After moving to Colorado from St. Louis 23 years ago, I popped over to a local nursery in late March, all eager to buy plants for my new garden. Surprisingly, there were almost no outdoor plants on display.

When I asked why, the nursery employee patiently explained that the growing season starts later in Colorado than it does in Missouri, because Colorado can still get frosts well into May.

This year is living proof of a late-season frost. Today is April 29. Last night, the temperature dropped to 31 degrees Fahrenheit in Fort Collins, and tonight it’s supposed to drop to 29. And there’s snow on the ground That’s why it’s advisable to wait until after mid-May to plant annuals along Colorado’s Front Range. Hardy perennials, trees and shrubs–fine. But wait on the annuals, unless you want to plant cold-season vegetables, such as lettuce. You can plant those in March or April.

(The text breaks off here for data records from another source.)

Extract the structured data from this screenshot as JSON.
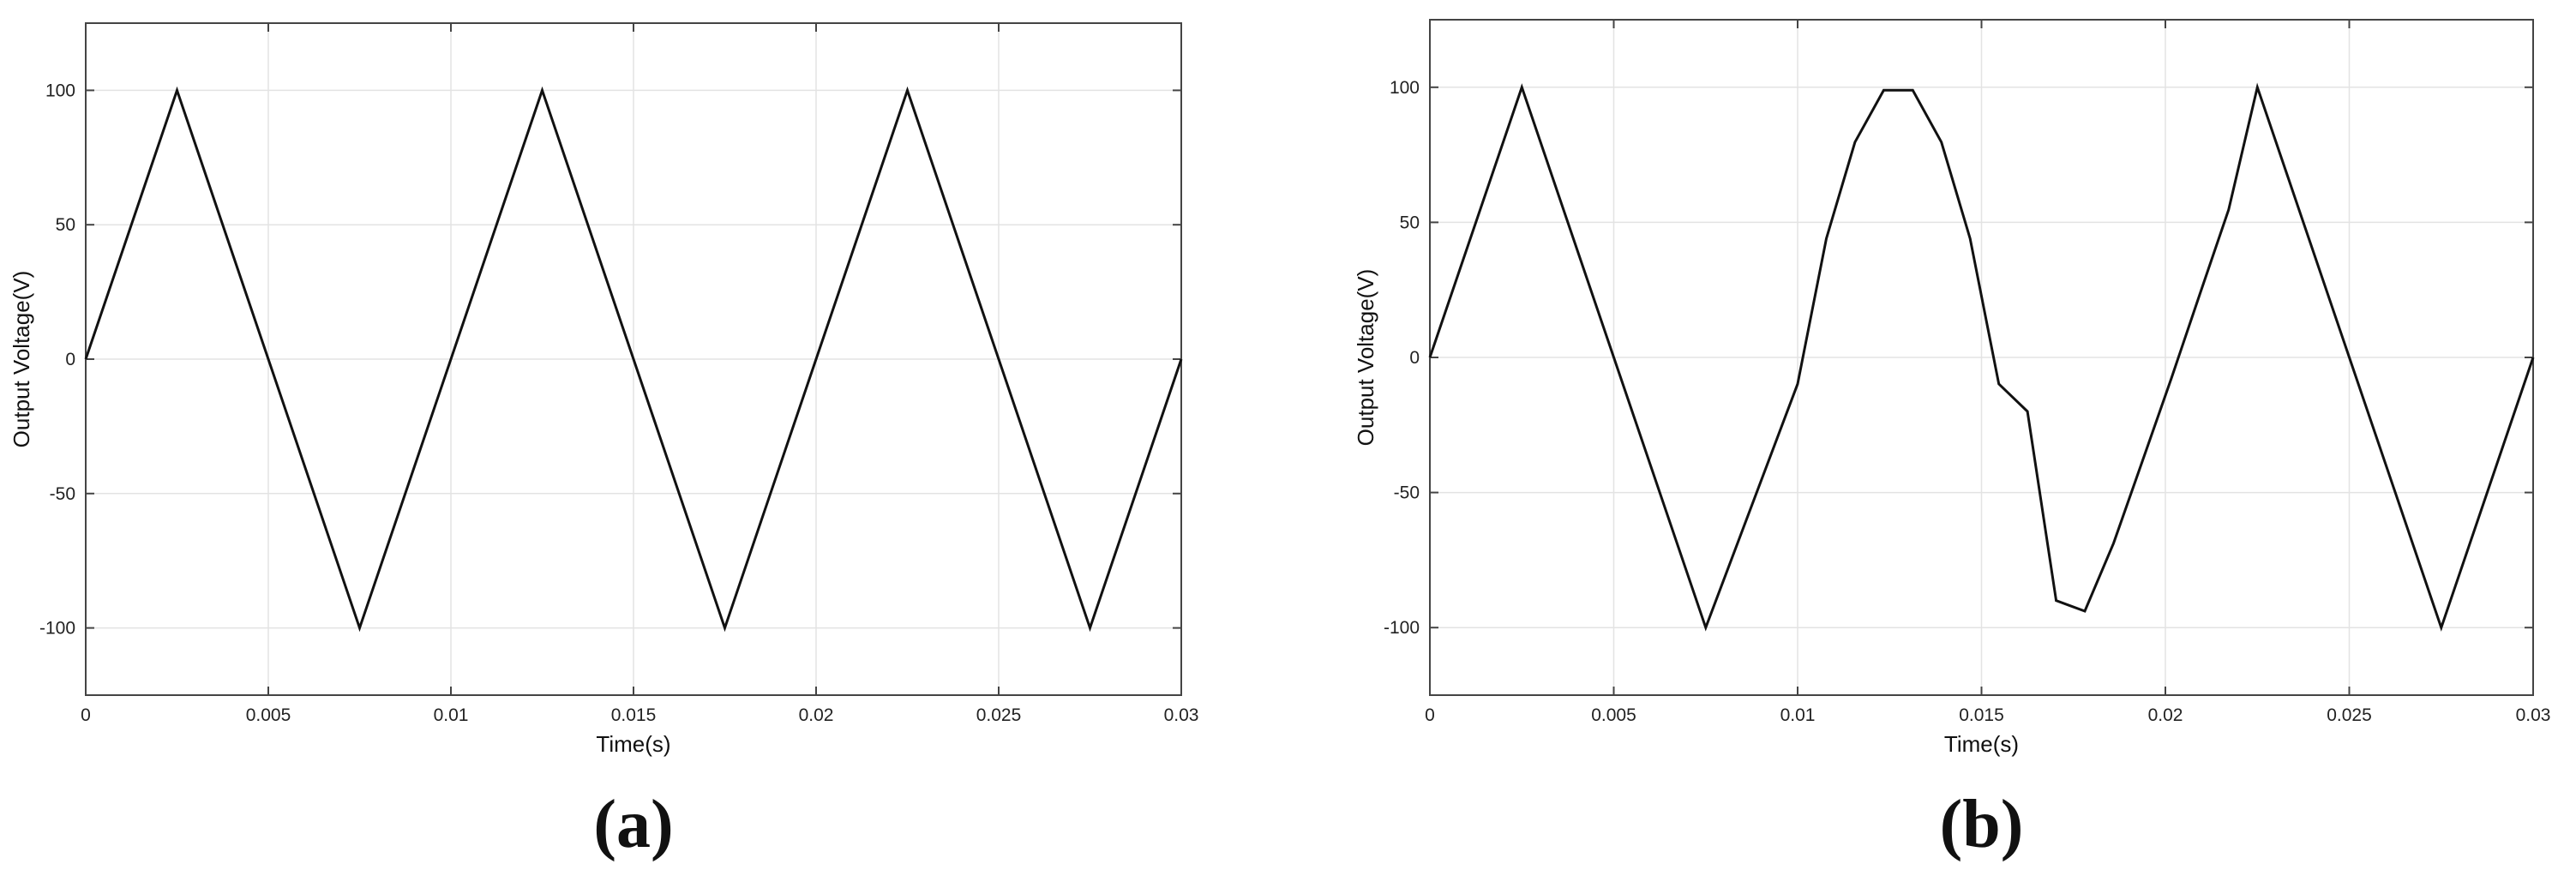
{
  "chart_data": [
    {
      "type": "line",
      "panel_label": "(a)",
      "xlabel": "Time(s)",
      "ylabel": "Output Voltage(V)",
      "xlim": [
        0,
        0.03
      ],
      "ylim": [
        -125,
        125
      ],
      "xticks": [
        0,
        0.005,
        0.01,
        0.015,
        0.02,
        0.025,
        0.03
      ],
      "xtick_labels": [
        "0",
        "0.005",
        "0.01",
        "0.015",
        "0.02",
        "0.025",
        "0.03"
      ],
      "yticks": [
        -100,
        -50,
        0,
        50,
        100
      ],
      "ytick_labels": [
        "-100",
        "-50",
        "0",
        "50",
        "100"
      ],
      "grid": true,
      "line_color": "#111111",
      "series": [
        {
          "x": [
            0,
            0.0025,
            0.0075,
            0.0125,
            0.0175,
            0.0225,
            0.0275,
            0.03
          ],
          "y": [
            0,
            100,
            -100,
            100,
            -100,
            100,
            -100,
            0
          ]
        }
      ]
    },
    {
      "type": "line",
      "panel_label": "(b)",
      "xlabel": "Time(s)",
      "ylabel": "Output Voltage(V)",
      "xlim": [
        0,
        0.03
      ],
      "ylim": [
        -125,
        125
      ],
      "xticks": [
        0,
        0.005,
        0.01,
        0.015,
        0.02,
        0.025,
        0.03
      ],
      "xtick_labels": [
        "0",
        "0.005",
        "0.01",
        "0.015",
        "0.02",
        "0.025",
        "0.03"
      ],
      "yticks": [
        -100,
        -50,
        0,
        50,
        100
      ],
      "ytick_labels": [
        "-100",
        "-50",
        "0",
        "50",
        "100"
      ],
      "grid": true,
      "line_color": "#111111",
      "series": [
        {
          "x": [
            0,
            0.0025,
            0.0075,
            0.01,
            0.01078,
            0.01156,
            0.01234,
            0.01313,
            0.01391,
            0.01469,
            0.01547,
            0.01625,
            0.01703,
            0.01781,
            0.01859,
            0.01938,
            0.02016,
            0.02094,
            0.02172,
            0.0225,
            0.0275,
            0.03
          ],
          "y": [
            0,
            100,
            -100,
            -9.8,
            44.0,
            79.7,
            98.9,
            98.9,
            79.7,
            44.0,
            -9.8,
            -20.0,
            -90.0,
            -93.9,
            -68.8,
            -38.2,
            -7.8,
            23.5,
            54.7,
            100,
            -100,
            0
          ]
        }
      ]
    }
  ]
}
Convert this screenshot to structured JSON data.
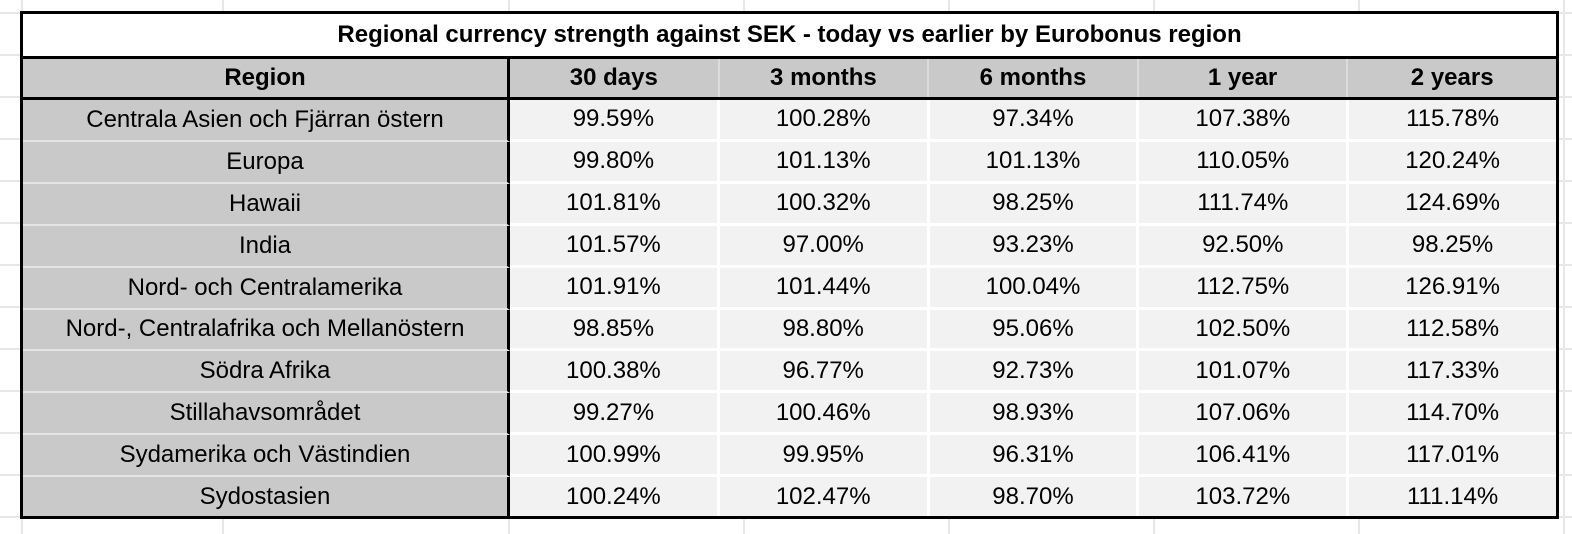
{
  "table": {
    "title": "Regional currency strength against SEK - today vs earlier by Eurobonus region",
    "columns": [
      "Region",
      "30 days",
      "3 months",
      "6 months",
      "1 year",
      "2 years"
    ],
    "rows": [
      {
        "region": "Centrala Asien och Fjärran östern",
        "values": [
          "99.59%",
          "100.28%",
          "97.34%",
          "107.38%",
          "115.78%"
        ]
      },
      {
        "region": "Europa",
        "values": [
          "99.80%",
          "101.13%",
          "101.13%",
          "110.05%",
          "120.24%"
        ]
      },
      {
        "region": "Hawaii",
        "values": [
          "101.81%",
          "100.32%",
          "98.25%",
          "111.74%",
          "124.69%"
        ]
      },
      {
        "region": "India",
        "values": [
          "101.57%",
          "97.00%",
          "93.23%",
          "92.50%",
          "98.25%"
        ]
      },
      {
        "region": "Nord- och Centralamerika",
        "values": [
          "101.91%",
          "101.44%",
          "100.04%",
          "112.75%",
          "126.91%"
        ]
      },
      {
        "region": "Nord-, Centralafrika och Mellanöstern",
        "values": [
          "98.85%",
          "98.80%",
          "95.06%",
          "102.50%",
          "112.58%"
        ]
      },
      {
        "region": "Södra Afrika",
        "values": [
          "100.38%",
          "96.77%",
          "92.73%",
          "101.07%",
          "117.33%"
        ]
      },
      {
        "region": "Stillahavsområdet",
        "values": [
          "99.27%",
          "100.46%",
          "98.93%",
          "107.06%",
          "114.70%"
        ]
      },
      {
        "region": "Sydamerika och Västindien",
        "values": [
          "100.99%",
          "99.95%",
          "96.31%",
          "106.41%",
          "117.01%"
        ]
      },
      {
        "region": "Sydostasien",
        "values": [
          "100.24%",
          "102.47%",
          "98.70%",
          "103.72%",
          "111.14%"
        ]
      }
    ]
  },
  "chart_data": {
    "type": "table",
    "title": "Regional currency strength against SEK - today vs earlier by Eurobonus region",
    "categories": [
      "Centrala Asien och Fjärran östern",
      "Europa",
      "Hawaii",
      "India",
      "Nord- och Centralamerika",
      "Nord-, Centralafrika och Mellanöstern",
      "Södra Afrika",
      "Stillahavsområdet",
      "Sydamerika och Västindien",
      "Sydostasien"
    ],
    "series": [
      {
        "name": "30 days",
        "values": [
          99.59,
          99.8,
          101.81,
          101.57,
          101.91,
          98.85,
          100.38,
          99.27,
          100.99,
          100.24
        ]
      },
      {
        "name": "3 months",
        "values": [
          100.28,
          101.13,
          100.32,
          97.0,
          101.44,
          98.8,
          96.77,
          100.46,
          99.95,
          102.47
        ]
      },
      {
        "name": "6 months",
        "values": [
          97.34,
          101.13,
          98.25,
          93.23,
          100.04,
          95.06,
          92.73,
          98.93,
          96.31,
          98.7
        ]
      },
      {
        "name": "1 year",
        "values": [
          107.38,
          110.05,
          111.74,
          92.5,
          112.75,
          102.5,
          101.07,
          107.06,
          106.41,
          103.72
        ]
      },
      {
        "name": "2 years",
        "values": [
          115.78,
          120.24,
          124.69,
          98.25,
          126.91,
          112.58,
          117.33,
          114.7,
          117.01,
          111.14
        ]
      }
    ],
    "unit": "%"
  },
  "colors": {
    "table_border": "#000000",
    "header_bg": "#c9c9c9",
    "region_bg": "#c9c9c9",
    "value_bg": "#f2f2f2",
    "title_bg": "#ffffff",
    "gridline": "#e7e7e7",
    "region_divider": "#e4e4e4",
    "value_divider": "#ffffff",
    "header_divider": "#dcdcdc",
    "text": "#000000"
  }
}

So if you’re new to Colorado and are eager to start growing annuals and other tender plants, hold off a little. If you’ve already planted tender plants, they may be goners this year unless you covered them with a bucket or some such last night.  Then again, the snow may have insulated them sufficiently to keep them alive.  At any rate, cover them tonight.

May 19, 2017 update:  Yesterday Fort Collins received eight, count ’em, eight inches of snow.  Today, we may get a smattering before temperatures rise into the 50’s tomorrow.